Mete Belovacıklı: "İşine tutku derecesinde bağlı ama işinin esiri olmayan bir adam"
Anma programında, Milliyet gazetesinde Sami Kohen ile uzun yıllar birlikte görev yapan Mete Belovacıklı ile bir röportaj yapma fırsatı yakaladık. Kendisi tüm nezaketiyle sorularımızı cevapladı.
Sami Kohen dış politika konusunda uzman bir gazeteciydi. Siz de onunla uzun yıllar Milliyet gazetesinde birlikte çalıştınız. Birkaç cümle ile bize Sami Kohen’i anlatabilir misiniz?
İşine tutku derecesinde bağlı ama işinin esiri olmayan bir adam. Her şekilde ilgilendiği konuyu sonuna kadar araştıran ve vardığı sonucu önyargılarından ya da düşüncelerinden bağımsız kaleme alabilen ve okuyucuya ulaştırabilen bir adam. Hem işe hem hayat pozisyonunda görebileceğiniz en ciddi adamlardan. İnsan ilişkisi olarak da bulabileceğiniz en rahat, en demokrat, en keyifli insanlardan biri.
Bu kadar uzun yıllar görev yapmasını neye bağlıyorsunuz?
İstikrar ve macera arayışına. Bulunduğu yerden mutlu oluşuna. Yaptığı iş ile ilgilenmesine. Bulunduğu yerden çok yaptığı işin kendisiyle ilgilenmesine ve hercai olmamakla ilgili bir şey.
Sami Kohen gibi başarılı bir gazeteci olabilmek için ne gerekiyor?

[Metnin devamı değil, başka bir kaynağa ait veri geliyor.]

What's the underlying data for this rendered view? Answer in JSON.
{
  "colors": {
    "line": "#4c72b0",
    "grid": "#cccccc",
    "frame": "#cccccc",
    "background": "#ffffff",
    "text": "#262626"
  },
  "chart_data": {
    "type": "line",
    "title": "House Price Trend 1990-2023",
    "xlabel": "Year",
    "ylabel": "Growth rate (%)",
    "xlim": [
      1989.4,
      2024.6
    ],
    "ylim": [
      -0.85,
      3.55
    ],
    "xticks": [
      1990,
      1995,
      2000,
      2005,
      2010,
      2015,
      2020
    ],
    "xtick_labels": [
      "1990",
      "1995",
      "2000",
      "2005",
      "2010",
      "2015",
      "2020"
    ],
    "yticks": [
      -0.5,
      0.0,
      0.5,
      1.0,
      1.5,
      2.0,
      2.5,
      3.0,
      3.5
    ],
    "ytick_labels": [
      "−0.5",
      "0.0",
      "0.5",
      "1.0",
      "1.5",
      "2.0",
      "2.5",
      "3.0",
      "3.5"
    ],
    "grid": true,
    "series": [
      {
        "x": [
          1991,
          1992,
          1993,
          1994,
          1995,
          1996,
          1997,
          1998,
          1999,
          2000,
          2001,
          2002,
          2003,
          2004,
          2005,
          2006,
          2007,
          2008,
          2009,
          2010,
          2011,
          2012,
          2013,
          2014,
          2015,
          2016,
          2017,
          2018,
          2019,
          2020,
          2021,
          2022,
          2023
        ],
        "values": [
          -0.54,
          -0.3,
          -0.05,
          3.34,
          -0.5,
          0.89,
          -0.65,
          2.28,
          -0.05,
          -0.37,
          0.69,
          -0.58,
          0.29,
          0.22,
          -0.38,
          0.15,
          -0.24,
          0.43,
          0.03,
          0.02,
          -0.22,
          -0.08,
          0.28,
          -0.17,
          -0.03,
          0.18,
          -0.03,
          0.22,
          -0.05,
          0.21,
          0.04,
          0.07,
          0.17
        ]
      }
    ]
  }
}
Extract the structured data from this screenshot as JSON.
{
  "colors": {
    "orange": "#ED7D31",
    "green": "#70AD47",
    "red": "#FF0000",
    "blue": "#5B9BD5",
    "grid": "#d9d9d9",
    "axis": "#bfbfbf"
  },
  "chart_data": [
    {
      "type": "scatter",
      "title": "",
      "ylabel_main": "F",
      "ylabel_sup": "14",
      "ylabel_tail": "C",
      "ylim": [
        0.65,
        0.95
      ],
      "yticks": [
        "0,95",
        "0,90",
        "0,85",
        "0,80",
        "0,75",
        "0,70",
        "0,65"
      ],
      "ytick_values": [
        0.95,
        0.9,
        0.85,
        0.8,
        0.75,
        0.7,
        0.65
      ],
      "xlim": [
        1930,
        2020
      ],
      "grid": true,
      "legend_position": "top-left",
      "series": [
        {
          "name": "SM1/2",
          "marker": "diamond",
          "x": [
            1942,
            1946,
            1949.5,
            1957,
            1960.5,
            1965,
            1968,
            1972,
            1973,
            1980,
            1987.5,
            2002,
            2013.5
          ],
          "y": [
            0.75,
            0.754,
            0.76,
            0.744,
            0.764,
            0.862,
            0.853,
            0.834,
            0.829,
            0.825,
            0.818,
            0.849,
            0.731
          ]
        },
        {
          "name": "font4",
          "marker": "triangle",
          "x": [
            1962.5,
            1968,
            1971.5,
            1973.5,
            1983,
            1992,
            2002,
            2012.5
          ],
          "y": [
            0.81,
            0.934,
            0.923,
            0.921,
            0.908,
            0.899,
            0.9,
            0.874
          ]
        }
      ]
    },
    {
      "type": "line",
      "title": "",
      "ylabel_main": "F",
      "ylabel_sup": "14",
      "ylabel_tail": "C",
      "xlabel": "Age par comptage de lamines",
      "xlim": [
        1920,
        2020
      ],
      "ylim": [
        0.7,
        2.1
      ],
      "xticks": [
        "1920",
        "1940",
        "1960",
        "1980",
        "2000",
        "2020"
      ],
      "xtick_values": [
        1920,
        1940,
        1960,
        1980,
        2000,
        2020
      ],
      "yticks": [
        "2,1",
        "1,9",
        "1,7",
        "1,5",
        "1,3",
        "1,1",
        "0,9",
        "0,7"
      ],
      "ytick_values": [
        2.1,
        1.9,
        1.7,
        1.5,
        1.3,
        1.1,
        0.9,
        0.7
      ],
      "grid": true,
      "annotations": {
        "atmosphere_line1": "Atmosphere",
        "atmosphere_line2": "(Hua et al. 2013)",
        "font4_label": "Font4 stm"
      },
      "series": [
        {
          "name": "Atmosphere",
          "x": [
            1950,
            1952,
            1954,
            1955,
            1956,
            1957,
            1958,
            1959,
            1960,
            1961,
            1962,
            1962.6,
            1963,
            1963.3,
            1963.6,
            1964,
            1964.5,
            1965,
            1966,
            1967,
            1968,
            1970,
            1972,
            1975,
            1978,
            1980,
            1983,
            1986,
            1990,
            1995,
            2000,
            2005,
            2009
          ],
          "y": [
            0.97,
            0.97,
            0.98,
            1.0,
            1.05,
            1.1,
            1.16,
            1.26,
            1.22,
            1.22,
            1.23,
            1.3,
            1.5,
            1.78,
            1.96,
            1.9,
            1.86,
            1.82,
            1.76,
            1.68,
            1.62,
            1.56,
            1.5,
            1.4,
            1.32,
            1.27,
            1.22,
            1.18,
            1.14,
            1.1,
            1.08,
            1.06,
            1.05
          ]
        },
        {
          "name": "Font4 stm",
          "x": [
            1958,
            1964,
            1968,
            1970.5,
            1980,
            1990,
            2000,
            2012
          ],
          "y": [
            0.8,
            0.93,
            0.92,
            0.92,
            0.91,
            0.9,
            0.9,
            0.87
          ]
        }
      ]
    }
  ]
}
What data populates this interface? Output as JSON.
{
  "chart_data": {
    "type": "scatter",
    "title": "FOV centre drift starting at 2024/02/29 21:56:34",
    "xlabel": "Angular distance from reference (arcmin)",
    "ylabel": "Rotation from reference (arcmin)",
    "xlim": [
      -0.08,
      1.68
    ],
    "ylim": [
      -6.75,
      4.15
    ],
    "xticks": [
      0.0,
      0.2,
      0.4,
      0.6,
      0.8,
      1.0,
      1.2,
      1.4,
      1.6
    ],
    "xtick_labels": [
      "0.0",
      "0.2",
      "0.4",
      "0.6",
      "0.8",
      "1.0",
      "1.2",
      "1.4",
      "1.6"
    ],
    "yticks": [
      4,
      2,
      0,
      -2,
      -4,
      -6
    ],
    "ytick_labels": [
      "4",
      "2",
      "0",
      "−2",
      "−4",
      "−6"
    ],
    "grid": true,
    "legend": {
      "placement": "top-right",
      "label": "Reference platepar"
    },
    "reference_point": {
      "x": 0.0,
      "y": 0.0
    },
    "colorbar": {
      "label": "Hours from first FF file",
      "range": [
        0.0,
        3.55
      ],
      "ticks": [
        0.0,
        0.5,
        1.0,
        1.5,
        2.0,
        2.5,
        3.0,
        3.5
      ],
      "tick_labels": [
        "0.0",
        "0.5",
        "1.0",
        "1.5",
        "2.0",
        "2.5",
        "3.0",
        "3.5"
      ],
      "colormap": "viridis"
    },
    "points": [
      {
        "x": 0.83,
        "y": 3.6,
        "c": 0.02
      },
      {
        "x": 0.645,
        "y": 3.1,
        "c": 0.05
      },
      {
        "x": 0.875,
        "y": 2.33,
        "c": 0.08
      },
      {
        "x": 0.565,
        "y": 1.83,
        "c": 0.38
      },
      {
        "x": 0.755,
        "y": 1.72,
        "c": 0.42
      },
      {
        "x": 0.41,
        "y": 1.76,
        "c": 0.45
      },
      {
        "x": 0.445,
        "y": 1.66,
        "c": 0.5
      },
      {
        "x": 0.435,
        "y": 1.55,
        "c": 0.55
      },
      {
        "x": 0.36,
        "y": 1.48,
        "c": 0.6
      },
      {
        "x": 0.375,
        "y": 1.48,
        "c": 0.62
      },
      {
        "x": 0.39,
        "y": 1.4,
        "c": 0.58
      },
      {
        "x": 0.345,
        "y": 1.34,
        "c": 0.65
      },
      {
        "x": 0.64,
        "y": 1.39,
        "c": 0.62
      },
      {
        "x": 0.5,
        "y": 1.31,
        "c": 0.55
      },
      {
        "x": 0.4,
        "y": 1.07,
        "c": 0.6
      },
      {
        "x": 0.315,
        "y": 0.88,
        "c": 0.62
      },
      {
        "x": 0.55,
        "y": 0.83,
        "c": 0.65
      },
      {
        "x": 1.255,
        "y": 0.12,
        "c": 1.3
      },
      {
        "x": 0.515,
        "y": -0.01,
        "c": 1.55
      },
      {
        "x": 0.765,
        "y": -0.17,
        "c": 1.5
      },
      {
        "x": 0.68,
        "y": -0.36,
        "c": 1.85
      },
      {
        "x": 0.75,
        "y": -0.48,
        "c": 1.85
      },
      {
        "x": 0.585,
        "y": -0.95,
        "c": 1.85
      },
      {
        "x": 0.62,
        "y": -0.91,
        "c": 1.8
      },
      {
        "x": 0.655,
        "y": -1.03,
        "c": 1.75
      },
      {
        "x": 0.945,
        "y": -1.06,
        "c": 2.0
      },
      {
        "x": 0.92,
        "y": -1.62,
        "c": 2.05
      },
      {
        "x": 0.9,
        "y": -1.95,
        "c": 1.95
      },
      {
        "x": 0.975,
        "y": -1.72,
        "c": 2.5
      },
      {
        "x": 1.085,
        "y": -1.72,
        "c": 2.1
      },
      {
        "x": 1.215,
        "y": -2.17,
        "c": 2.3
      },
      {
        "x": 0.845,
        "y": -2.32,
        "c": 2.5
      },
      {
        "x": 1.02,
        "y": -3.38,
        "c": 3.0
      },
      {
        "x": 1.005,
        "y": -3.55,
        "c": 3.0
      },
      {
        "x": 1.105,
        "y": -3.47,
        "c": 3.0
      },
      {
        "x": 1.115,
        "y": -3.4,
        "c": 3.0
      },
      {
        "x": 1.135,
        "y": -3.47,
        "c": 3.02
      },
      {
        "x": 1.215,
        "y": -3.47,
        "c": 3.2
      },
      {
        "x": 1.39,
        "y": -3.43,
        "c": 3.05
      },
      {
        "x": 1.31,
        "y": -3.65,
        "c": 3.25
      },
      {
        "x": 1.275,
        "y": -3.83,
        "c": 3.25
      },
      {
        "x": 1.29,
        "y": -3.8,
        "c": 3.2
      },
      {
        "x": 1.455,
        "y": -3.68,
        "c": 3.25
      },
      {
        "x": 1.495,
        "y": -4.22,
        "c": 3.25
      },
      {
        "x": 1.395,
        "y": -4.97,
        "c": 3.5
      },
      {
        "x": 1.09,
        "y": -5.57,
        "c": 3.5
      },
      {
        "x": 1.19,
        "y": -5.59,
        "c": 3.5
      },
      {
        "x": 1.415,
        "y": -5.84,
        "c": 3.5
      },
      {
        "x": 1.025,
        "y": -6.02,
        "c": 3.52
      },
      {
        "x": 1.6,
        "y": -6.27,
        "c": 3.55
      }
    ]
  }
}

Dünyaya açık olmak gerekiyor. Aklı, zihni olabilecek her şeye açık hale getirmek gerekiyor. Kendi önyargılarınızla, kabullerinizle habere, habere konu olan olaya, insana yaklaşmamanız gerekiyor. Çünkü zaman size gösteriyor ki önyargılarla baktığınız bir olayda veyahut olgu da ya da insan da aslında var olan haberi göremediğiniz gibi, var olanı insanlara, okuyucuya, tüketiciye aktarmak konusunda da hem yanlış hem eksik davranmış oluyorsunuz.
Peki habercilikte bakış açımız nasıl olmalıdır?
Eğitiminiz, kültürünüz, hayattan beklentiniz, siyasal düşünceniz her ne olursa olsun bir insana, bir olguya, bir olaya, bir ülkeye olduğu gibi bakabilmek durumundasınız. Bakışınızın nötr olması gerekiyor ve bunu sonrasında okuyucularınıza, sizi takip edenlere aktarmanız gerekiyor. Bu sizin yansızlığınız değil sadece, aynı zaman da sizi okuyanlara karşı sorumluluğunuz. Bu yüzden tüm dünyaya açık olmak gerekiyor. Biz içeride ne düşünürsek düşünelim zihnimizi, bakış açımızı olabildiğince açık hale getirebilmek, görebilmek gerekiyor.